Atalet ve asalet birlikte yaşamaz!

Ligin ikinci yarısından bu yana neredeyse her hafta; Beşiktaş'ı kafasından silen Fernandes'in, defterden silinmesini önerip durmuştuk. Beşiktaş'ta nihayet jeton düştü.

Adam gibi oynayan, zamanında bu çizgide oynamış Fernandas'in elbette Beşiktaş'a katkısı olurdu. Olmuştur. Fakat saçı havalı, gece hayatı civalı bu hercai; takımıyla olan tüm gönül bağını kökünden koparmış durumda... İnfazı gerekliydi, hatta geç bile kalındı.

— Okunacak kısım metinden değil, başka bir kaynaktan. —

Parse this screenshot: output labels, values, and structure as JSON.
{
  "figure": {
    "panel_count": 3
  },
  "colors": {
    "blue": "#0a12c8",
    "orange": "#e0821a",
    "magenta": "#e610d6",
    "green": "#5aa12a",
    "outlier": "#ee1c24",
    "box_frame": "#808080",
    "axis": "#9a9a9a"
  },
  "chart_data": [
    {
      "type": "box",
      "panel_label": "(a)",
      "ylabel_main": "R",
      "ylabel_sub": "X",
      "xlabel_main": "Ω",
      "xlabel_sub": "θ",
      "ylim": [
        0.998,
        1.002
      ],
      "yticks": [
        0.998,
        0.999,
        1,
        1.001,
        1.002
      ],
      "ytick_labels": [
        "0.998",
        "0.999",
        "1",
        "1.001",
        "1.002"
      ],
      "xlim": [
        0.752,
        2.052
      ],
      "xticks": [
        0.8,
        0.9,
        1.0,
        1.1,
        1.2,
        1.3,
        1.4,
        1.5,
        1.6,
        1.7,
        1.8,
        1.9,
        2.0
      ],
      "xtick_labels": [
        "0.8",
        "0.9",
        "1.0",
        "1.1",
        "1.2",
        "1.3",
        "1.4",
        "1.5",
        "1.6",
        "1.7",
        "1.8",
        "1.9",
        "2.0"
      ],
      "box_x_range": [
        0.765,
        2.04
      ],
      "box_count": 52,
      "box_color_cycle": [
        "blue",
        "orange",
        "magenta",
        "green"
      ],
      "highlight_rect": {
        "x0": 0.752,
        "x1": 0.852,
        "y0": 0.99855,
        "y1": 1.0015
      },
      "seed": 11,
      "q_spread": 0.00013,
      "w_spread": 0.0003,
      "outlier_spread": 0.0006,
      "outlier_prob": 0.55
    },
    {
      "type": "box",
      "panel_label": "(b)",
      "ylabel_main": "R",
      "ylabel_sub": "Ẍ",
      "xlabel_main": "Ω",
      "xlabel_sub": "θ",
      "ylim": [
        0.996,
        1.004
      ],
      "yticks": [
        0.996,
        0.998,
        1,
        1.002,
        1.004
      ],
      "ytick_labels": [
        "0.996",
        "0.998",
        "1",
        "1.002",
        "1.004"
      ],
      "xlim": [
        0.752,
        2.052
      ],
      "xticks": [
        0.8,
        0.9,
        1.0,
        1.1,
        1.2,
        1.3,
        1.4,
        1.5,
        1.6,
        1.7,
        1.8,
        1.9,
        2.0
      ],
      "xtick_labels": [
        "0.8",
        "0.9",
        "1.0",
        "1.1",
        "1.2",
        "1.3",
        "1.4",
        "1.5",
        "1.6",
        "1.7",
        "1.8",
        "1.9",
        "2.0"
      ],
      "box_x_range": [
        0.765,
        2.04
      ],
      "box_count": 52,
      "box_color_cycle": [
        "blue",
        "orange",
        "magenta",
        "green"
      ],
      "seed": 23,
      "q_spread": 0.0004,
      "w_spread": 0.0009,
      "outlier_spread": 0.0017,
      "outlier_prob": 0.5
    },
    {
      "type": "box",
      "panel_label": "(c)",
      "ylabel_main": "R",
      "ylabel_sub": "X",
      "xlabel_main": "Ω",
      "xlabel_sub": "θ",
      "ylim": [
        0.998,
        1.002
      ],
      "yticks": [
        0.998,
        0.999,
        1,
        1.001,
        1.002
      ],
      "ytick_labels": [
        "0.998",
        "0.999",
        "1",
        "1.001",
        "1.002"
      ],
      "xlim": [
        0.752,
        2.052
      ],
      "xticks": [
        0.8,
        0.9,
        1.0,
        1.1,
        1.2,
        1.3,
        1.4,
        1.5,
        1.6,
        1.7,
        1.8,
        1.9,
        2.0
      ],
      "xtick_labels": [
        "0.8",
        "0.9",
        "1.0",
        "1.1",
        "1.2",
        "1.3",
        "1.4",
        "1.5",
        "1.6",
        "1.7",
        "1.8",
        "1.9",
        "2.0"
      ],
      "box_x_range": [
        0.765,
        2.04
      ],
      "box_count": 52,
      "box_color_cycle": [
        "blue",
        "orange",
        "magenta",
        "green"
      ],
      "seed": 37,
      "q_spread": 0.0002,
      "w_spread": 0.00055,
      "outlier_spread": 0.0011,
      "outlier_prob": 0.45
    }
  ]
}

Dün gece için "Fernandes oynasaydı" gibi boş varsayımlarla, durumdan vazife çıkarmaya kalkmayın. Altın ayak olsa kaç para eder. Beşiktaş'ı satanı siz de satın!

*** 

Beşiktaş maça, 3 puana mutlak ihtiyacı olan takımların bilincinde ve inancında başlamadı. Hırsı, mücadele azmi, oyuna karşı yoğunluğu  zayıftı. F.Bahçe ile arasındaki büyük farkın doğal olarak yüklemesi gereken "İşini çabuk görme" telaşında da değildi. Olursa olur, olmazsa canımız sağolsun modundaydı. Maçın ciddiyetini, ilk yarım saat geçtikten sonra; nihayet kavramaya başladı.

Devre için kalan 15 dakikaya istekli girse de, Gökhan Töre'nin kalecide kalan şutu dışında, önemli bir etkisi olmadı. İkinci yarıya da telaş hakim oldu.

Diyeceksiniz ki; ama verilmeyen penaltılar var.. Motta'nın iki pozisyonunu geç. Düşmeye meraklı adamın yalancı düşmesinden medet ummayın. Ama Jones'un Eskişehir ceza sahasına girişinde, topun kola temasında penaltı vardı. Çünkü hakemlerimiz bu tür pozisyonlar için durmadan "Kolun doğal konumu" ifadesini kullanır.

Rakip savunmanın kolu, doğal durumundan çok açık. Sadece bu tanım bile, pozisyonun penaltı denilmesine yeter sebep...

Ama çizgi hakemi ve orta hakem; onlar doğal durumda değildi...

İkinci yarıdaki telaşlı baskı, nerdeyse puan kaybına yolaçacaktı ama; eğrisi doğrusuna denk gelip maç kurtarıldı, kotarıldı.